On the other hand, the GOP brand is weak, he said; it’s perceived to be the party of wealthy whites. They might do well in 2014 but they can’t win in 2016. The Tea Party and the business wing of the GOP have to get on the same page.

The Democrats will lose at least a half dozen seats in the House this year and maybe more. But will this be a ripple, a wave or a tsunami for Republicans? The bellwether race will be Al Franken’s Senate race in Minnesota, Cusack said. If this race is still a tossup in September, it’s going to be a GOP tsunami.

If the GOP takes both houses in November, will anything get done? No. Everybody will be looking at 2016.

Who else will run besides Hillary? Probably Joe Biden and somebody like Maryland Gov. Martin O’Malley. Elizabeth Warren has already said she won’t run, which vexes the left, which wants a liberal challenger to Hillary.

Will Hillary’s age be an issue? Probably not because she’ll still be younger than Reagan, but her ties to Wall Street may be a bigger problem.

Cusack half-jokingly said that the Republicans have 42 presidential hopefuls. Look for an anti-Washington movement.

Will Nancy Pelosi retire if the Democrats have a really bad 2014? Will Harry Reid retire? Will Mitch McConnell lose his reelection bid?

Will anything get done at all? Nope. Everything of substance that’s been accomplished over the last several decades has been done with bi-partisan support. We’ll have to wait until 2017 for government to start functioning again.


The more I hear about Bill Howe from our Contractor of the Year Bill Howe Plumbing (At Contractor of the Year Bill Howe Plumbing, They Know Howe) I realize that one of the secret ingredients of the company is Bill Howe himself. Bill somehow has an innate sense of how to deal with young men — how to motivate them, how much slack to give them, and how to get them focused on developing a career. It’s a gift and Bill knows how to use it.

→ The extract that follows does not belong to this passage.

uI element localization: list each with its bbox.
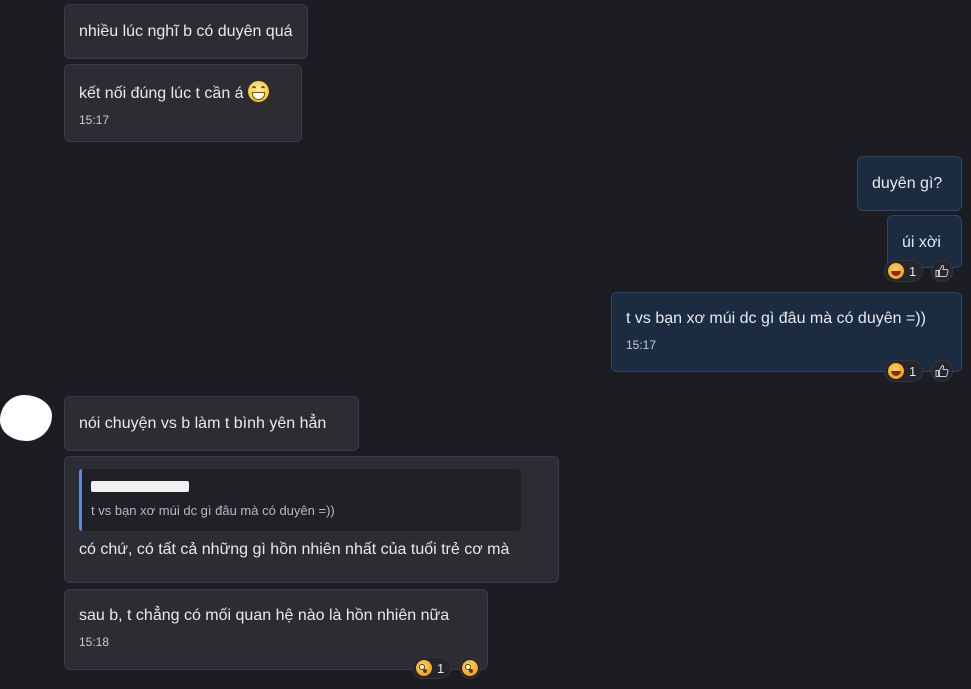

I’ve said it before and I’ll keep saying it: watch out for the San Diego Chapter of Plumbing-Heating-Cooling Contractors, especially what they’re doing in terms of both plumbing and HVAC apprenticeship training. The San Diego apprentice training facility, by the way, features a wall of Milwaukee Tools. This goes back to what I was saying a couple weeks ago about contractors patronizing companies that ask for their business (Why I think it’s important that Kohler appoints PHCC members to its Plumber Advisory Council). PHCC-SD Executive Director Danielle Dorsey told me that reps from some of those other tool companies didn’t return her phone calls. Donating all of those tools is some of the smartest use of marketing dollars that local Milwaukee rep could have made. Milwaukee accomplishes two things by donating all of those tools: they’re indoctrinating apprentices to use Milwaukee Tools and they’re getting me to give them free publicity. That’s what I’m talking about. And, Steve Richman, we still need to drink some tequila together.